Чтобы старушке было полегче, я подползала к самому краю. Она доставала меня и клала на постель. Мистер Макдьюи все это слышал, но делал вид, что не слышит.

Так было и в этот вечер, только хвост у меня болел, точнее – самый низ спины, потому что я упала и ушиблась на пристани, у статуи Роб Роя. А наутро меня убили.

5

В четверг мистер Макдьюи уехал по вызову на ферму в седьмом часу утра, чтобы вернуться к началу приема, к одиннадцати, а после обеда, если нужно, посетить нескольких больных. Однако он прошел с утренним обходом по своей ветеринарной больничке, в сопровождении верного Вилли. В этот день он еще острее, чем обычно, чувствовал, что обход этот – карикатура на то, что делал бы он в клинике Эдинбурга или Глазго. Он знал, что там каждое утро хирург идет по палате с ординаторами, сестрой и сестрой-хозяйкой, проверяет температурные листки, подходит к больным, кого послушает, кого посмотрит, с каждым пошутит, каждого ободрит, и у людей прибавится сил для борьбы с болезнью.
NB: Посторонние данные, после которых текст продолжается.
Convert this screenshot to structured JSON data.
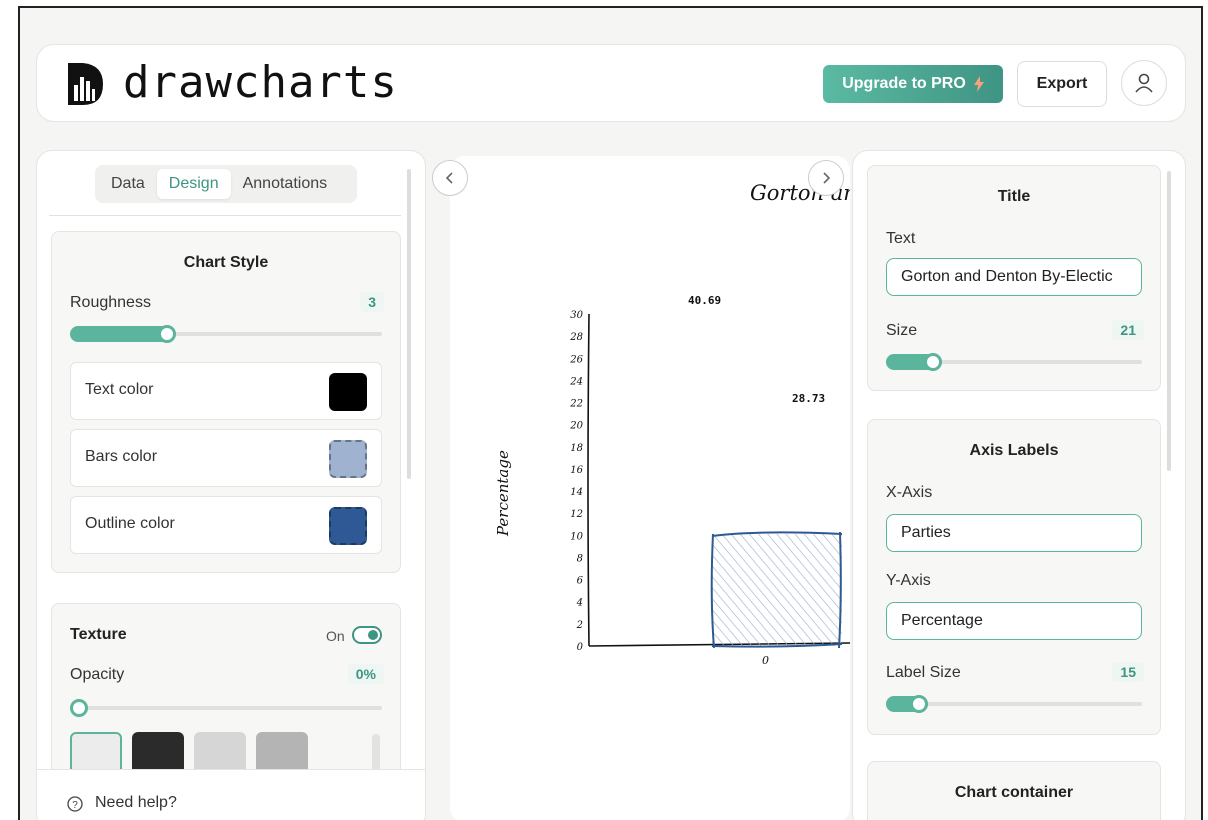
{
  "header": {
    "brand": "drawcharts",
    "upgrade_label": "Upgrade to PRO",
    "export_label": "Export"
  },
  "left": {
    "tabs": [
      "Data",
      "Design",
      "Annotations"
    ],
    "chart_style": {
      "title": "Chart Style",
      "roughness_label": "Roughness",
      "roughness_value": "3",
      "colors": [
        {
          "label": "Text color",
          "hex": "#000000"
        },
        {
          "label": "Bars color",
          "hex": "#9fb2cf"
        },
        {
          "label": "Outline color",
          "hex": "#2f5994"
        }
      ]
    },
    "texture": {
      "label": "Texture",
      "state": "On",
      "opacity_label": "Opacity",
      "opacity_value": "0%"
    },
    "help": "Need help?"
  },
  "chart": {
    "title": "Gorton and Denton By-Election",
    "ylabel": "Percentage",
    "yticks": [
      "0",
      "2",
      "4",
      "6",
      "8",
      "10",
      "12",
      "14",
      "16",
      "18",
      "20",
      "22",
      "24",
      "26",
      "28",
      "30"
    ],
    "data_labels": [
      "40.69",
      "28.73"
    ],
    "x_tick": "0"
  },
  "right": {
    "title_section": {
      "title": "Title",
      "text_label": "Text",
      "text_value": "Gorton and Denton By-Electic",
      "size_label": "Size",
      "size_value": "21"
    },
    "axis_section": {
      "title": "Axis Labels",
      "x_label": "X-Axis",
      "x_value": "Parties",
      "y_label": "Y-Axis",
      "y_value": "Percentage",
      "label_size_label": "Label Size",
      "label_size_value": "15"
    },
    "container_title": "Chart container"
  },
  "colors": {
    "accent": "#3f9483",
    "bars": "#9fb2cf",
    "outline": "#2f5994"
  }
}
В этом ему отказано; вот и он отказал в любви своим пациентам.

Пациенты сипели в чистых клетках, где Вилли по десять раз на дню менял бумагу или солому, перевязанные, сытые, мытые и ненужные своему врачу. Должно быть, они это чувствовали и старались при нем не мяукать и не скулить.

Закончив обход, Макдьюи взял свою сумку, в которую Вилли, знавший всегда, на какой ферме кто чем болен, уже сложил шприцы, мази, клизмы, порошки, вакцины, микстуры, пилюли, иглы, бинты, вату и пластырь; вышел из дому, сел в машину и уехал.

Вилли подождал, пока он исчез за углом, и побежал к зверям, которые встретили его радостным лаем, воем, мяуканьем, кудахтаньем, щебетом и всеми прочими звуками, выражающими любовь животного к человеку.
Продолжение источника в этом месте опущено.